Versteigerung auf der Wiesn Was sind die Lederhosn vom Schichtl wohl wert?

Abschiedswinken: Manfred Schauer (rechts, neben „Auktionator“ Josef Schmid) trennt sich für den guten Zweck von seiner Wiesn-Hose. Foto: Bernd Wackerbauer

Diese Frage ist seit gestern beantwortet: 1300 Euro. Und der neue Besitzer hat ein ganz besonderes Verhältnis zu den Beinkleidern.

München – Die Wiesn ist um ein Mysterium ärmer, denn seit heute weiß die Welt, was sich unter der Tracht von Schichtl-Chef Manfred Schauer verbirgt: leicht ausgewaschene blaue Boxershorts.

Die muss er herzeigen, weil seine Kurze den Besitzer wechselt – und natürlich macht er’s gern, lässt dafür etwas steif die Schichtl-Hüften kreisen und haut sich aus Ermangelung eines anderen Menschen, der das tut, selbst auf den Hintern.

Der neue Schichtl-Hosen-Eigentümer heißt Manfred Lipah, und das Teil ist ihm 1300 Euro wert. Eigentlich sogar noch mehr: 5000 Euro hat er zur Versteigerung ins Schichtl-Wirtshaus mitgebracht, weil er es unbedingt haben will. Er sammelt nämlich besondere Beinkleider, in seinem Geschäft „Lederhosenwahnsinn“ in Moosach hat er ein Museumszimmer für 650 Exemplare.

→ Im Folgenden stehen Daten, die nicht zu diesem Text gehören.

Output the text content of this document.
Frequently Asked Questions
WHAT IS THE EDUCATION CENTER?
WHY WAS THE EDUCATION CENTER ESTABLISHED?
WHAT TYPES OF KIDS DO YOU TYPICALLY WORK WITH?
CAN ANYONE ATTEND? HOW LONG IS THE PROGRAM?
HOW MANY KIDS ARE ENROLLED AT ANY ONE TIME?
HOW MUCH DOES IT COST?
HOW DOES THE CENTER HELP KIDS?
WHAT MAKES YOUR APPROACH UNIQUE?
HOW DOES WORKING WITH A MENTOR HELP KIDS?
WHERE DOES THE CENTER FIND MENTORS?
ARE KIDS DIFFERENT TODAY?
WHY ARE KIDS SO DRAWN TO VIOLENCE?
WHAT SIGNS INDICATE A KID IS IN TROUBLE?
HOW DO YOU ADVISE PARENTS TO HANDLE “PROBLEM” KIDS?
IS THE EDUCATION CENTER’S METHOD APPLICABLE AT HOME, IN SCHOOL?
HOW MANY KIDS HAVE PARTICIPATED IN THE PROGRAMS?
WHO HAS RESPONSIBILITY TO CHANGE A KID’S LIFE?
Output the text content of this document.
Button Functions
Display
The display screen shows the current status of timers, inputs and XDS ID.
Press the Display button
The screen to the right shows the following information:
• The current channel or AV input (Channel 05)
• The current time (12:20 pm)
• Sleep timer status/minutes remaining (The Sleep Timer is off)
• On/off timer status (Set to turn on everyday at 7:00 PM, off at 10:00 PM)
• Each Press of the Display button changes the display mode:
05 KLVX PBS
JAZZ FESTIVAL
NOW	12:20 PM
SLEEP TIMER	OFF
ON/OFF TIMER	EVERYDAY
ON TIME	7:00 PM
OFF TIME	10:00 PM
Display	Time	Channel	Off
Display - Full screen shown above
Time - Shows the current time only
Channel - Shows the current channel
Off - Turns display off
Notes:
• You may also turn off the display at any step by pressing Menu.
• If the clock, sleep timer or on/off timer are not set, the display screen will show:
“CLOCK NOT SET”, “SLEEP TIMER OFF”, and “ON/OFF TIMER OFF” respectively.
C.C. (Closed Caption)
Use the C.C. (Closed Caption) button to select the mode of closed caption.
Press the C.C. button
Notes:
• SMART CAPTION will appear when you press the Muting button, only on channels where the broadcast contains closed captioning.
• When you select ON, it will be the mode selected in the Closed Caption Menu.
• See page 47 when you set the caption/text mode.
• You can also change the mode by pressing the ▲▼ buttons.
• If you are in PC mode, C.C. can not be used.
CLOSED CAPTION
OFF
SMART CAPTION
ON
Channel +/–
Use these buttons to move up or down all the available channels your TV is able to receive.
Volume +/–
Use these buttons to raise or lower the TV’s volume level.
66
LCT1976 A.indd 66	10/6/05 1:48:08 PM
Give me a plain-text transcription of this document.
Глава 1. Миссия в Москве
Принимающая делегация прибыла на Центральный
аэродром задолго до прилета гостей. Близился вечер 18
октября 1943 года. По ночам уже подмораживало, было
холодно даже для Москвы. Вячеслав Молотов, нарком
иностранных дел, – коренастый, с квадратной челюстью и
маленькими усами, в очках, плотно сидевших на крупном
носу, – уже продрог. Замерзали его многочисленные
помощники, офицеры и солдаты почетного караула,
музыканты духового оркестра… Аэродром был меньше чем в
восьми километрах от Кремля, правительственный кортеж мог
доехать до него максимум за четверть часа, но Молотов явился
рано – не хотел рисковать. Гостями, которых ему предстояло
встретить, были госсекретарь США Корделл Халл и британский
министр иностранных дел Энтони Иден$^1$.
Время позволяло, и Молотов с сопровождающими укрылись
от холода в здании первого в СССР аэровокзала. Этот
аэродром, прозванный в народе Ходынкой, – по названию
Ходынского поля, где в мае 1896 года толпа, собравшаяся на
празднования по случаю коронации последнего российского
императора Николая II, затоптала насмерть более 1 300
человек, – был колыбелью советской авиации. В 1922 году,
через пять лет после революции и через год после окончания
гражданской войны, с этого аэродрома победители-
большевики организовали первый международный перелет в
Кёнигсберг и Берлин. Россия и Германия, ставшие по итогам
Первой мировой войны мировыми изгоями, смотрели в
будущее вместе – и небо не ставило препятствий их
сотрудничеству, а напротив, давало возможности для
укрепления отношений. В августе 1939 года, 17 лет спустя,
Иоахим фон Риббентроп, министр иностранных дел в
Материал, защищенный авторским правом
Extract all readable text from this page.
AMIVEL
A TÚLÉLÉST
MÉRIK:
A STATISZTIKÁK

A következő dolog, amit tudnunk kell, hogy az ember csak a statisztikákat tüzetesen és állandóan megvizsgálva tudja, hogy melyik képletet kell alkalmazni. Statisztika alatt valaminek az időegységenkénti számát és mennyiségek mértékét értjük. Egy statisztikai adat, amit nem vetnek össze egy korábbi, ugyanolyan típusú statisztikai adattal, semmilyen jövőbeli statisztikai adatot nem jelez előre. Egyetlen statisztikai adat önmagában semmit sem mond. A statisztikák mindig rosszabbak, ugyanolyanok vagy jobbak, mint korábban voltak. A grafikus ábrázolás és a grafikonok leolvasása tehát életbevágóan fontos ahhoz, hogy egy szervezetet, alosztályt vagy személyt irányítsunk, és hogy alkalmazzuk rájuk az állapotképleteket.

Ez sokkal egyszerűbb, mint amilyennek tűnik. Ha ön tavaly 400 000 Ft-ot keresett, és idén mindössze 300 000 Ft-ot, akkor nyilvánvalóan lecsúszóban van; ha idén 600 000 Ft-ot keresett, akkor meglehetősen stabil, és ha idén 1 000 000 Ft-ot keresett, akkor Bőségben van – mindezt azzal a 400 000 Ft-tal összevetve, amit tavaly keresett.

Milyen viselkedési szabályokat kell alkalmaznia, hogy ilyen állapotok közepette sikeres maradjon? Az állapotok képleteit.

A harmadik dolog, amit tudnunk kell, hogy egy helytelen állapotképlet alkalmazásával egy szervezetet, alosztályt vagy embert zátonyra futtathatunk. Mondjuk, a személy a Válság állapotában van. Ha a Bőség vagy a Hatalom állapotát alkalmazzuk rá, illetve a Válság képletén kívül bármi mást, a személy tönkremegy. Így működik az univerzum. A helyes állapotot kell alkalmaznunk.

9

"Ich hätte nie geglaubt, dass so viel Geld zusammenkommt"

Die hellbraune Lederhose, die der „Schichtl“ 28 Jahre lang auf der Wiesn getragen hat, wird dort einen Ehrenplatz bekommen, sagt Lipah, „neben der vom Schichtl, die ich vor 20 Jahren ersteigert habe“. Damals für 4500 Mark, als Spende fürs Kinderhilfswerk Unicef.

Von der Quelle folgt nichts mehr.